Mlliyet Milliyet Blog Milliyet Blog
 
Facebook Connect
Blog Kategorileri
 

03 Şubat '14

 
Kategori
Deneme
 

Kötü olan her şeyin sorumlusu: Atatürk

Kötü olan her şeyin sorumlusu: Atatürk
 

Eminim bu ve benzeri binlerce yazı yazılmıştır Atatürk'le ilgili. Atatürk dediğimiz adem-i beşer kıyamete kadar şüphesiz kimilerinin gönlünde bir süper kahraman, kimilerinin zihninde ise patlayan araba tekerinden esnekliğini yitiren don lastiğine kadar ters giden herşeyin sorumlusu, kimileri için de bu ikisinin ortasında bir yerlerde olmaya devam edecek bir şahıstır.

Yazının en başından insan psikolojisi gereği "Peki bu yazara göre neymiş? Mustafa Kemal'i kötülüyor mu övüyor mu?" diye merak ettiğinizi biliyorum. Aslında temel olarak bu soruya şimdiden yanıt bulduğunuza eminim. Çünkü yazıma "Şu Kemal olacak adam... Atatürk dedikleri adam... Din düşmanı... Asıl hain... Sıradan insan... gibi hedef gözeterek hakaret yazmıyor oluşumdan sanıyorum ki Ata'ya hakaret etmek niyetimin olmadığı anlaşılıyor.

Peki ne demeye yazıyorum ki bu yazıyı? Ata'nın benim övgüme ya da saldırılara karşı korumama mı ihtiyacı var? Elbette yok. Ancak merak ettiğim şey şu mantığın insan zihninde nasıl olup da yer kaplayabildiği. Şimdi bir örnekle açıklamaya çalışayım.

Bir tartışma açtığınızı düşünün. Konu meşhur laiklik konusu olsun. Laikliğin ne olduğunu, tarihini, ülkemizdeki gelişimini ve hatta bugün Avrupa'nın tamamından farklı bir laiklik anlayışının ülkemizde benimsendiğini bildiğinizi düşünün. Buna ek olarak laikliğin Fransızca sözlükte "dinsizlik" anlamına gelmesine karşın bu anlamının tarih içerisinde çok değiştiğini de bildiğinizi düşünün. Bütün bunların yanında tarihsel pek çok olayı güvenilir kaynaklardan okumuş ve alanında sıkı çalışan akademisyenlerle sürekli tartışma halinde olduğunuzu da hayallerinize ekleyebilirsiniz.

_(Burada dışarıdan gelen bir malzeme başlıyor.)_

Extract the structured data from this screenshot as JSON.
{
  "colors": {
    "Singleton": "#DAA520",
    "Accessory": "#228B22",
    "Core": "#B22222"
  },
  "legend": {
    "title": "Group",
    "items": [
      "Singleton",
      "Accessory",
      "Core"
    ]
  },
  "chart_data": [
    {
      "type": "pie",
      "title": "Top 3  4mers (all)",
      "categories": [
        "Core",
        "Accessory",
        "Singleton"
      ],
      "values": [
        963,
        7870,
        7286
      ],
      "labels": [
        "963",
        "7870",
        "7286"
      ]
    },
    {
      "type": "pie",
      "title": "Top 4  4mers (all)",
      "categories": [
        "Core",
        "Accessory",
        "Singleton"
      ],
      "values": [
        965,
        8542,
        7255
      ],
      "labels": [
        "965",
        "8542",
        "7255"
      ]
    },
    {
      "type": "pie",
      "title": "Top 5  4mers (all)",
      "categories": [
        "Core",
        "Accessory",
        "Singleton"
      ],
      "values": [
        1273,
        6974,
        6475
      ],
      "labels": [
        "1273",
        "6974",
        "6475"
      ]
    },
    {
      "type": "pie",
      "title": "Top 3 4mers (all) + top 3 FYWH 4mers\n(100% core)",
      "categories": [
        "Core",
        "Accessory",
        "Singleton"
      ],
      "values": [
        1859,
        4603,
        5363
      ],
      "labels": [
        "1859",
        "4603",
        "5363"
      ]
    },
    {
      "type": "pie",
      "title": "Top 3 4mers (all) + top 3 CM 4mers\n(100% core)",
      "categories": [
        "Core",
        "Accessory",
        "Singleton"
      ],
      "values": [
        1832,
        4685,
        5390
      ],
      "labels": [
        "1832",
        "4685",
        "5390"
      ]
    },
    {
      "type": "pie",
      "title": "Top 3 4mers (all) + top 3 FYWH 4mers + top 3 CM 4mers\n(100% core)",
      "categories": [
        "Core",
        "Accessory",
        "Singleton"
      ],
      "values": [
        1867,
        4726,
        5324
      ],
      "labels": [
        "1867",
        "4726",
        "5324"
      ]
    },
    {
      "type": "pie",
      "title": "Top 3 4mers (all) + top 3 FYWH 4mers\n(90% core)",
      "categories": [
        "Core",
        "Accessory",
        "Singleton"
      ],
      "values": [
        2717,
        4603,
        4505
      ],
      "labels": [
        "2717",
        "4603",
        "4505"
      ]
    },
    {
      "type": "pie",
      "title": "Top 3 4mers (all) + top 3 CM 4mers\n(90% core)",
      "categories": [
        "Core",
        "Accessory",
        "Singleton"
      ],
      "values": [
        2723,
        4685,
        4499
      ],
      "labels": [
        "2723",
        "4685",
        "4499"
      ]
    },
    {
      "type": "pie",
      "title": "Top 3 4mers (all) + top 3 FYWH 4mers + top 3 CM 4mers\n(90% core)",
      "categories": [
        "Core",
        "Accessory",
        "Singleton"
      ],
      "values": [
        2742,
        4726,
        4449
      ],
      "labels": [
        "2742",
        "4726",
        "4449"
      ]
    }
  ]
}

Tartışmaya girdiğiniz insan ise laiklik ile ilgili ileri sürdüğünüz üç beş cümleye karşı, kendisi de hiçbir güvenilir kaynağa dayandırılmamış bir çok iddia ile karşı tez üretmiş, laikliğin sözlük anlamının dinsizlik olduğundan dem vurarak ülkemizi kuran zihniyetin asıl amacının dini yok etmek olduğunu savunmuş, hatta sırf Allah'a inandıkları için ölüm emirlerinin bizzat Atatürk tarafından verildiğini savunmuş, Elmalılı Hamdi Yazır ve Mehmet Akif Ersoy'un Kuran'ın Türkçe'ye çevrilmesi ve Mealinin oluşturulması için Ata'nın bizzat ricacı oluşunu tamamen göz ardı etmiş olsun.

Elbette tüm bu söylediklerinin tamamı tıpkı size yöneltilen suçlamada olduğu gibi %100 herhangi bir kaynağa dayandırılmamış olsun ve buna karşın onun kaynaksız iddiaları her nedense sizin o an cebinizden çıkartmaya fırsat bulamadığınız tarihi parşomenlerden çok daha kıymetli olsun.

İşin çetrefilini daha da deşmenin anlamı sanıyorum ki yok. Çünkü söz konusu beyin fırtınası çerçevesinde tartışmak değil de çamur atmaksa biz ülke olarak bu işi çok ileri düzeylere taşıma konusunda her gün yeni leveller atlayan insanlar topluluğuna dönüşmekte pek bir kararlı görünüyoruz. Bu açıdan mevzuyu burada keselim.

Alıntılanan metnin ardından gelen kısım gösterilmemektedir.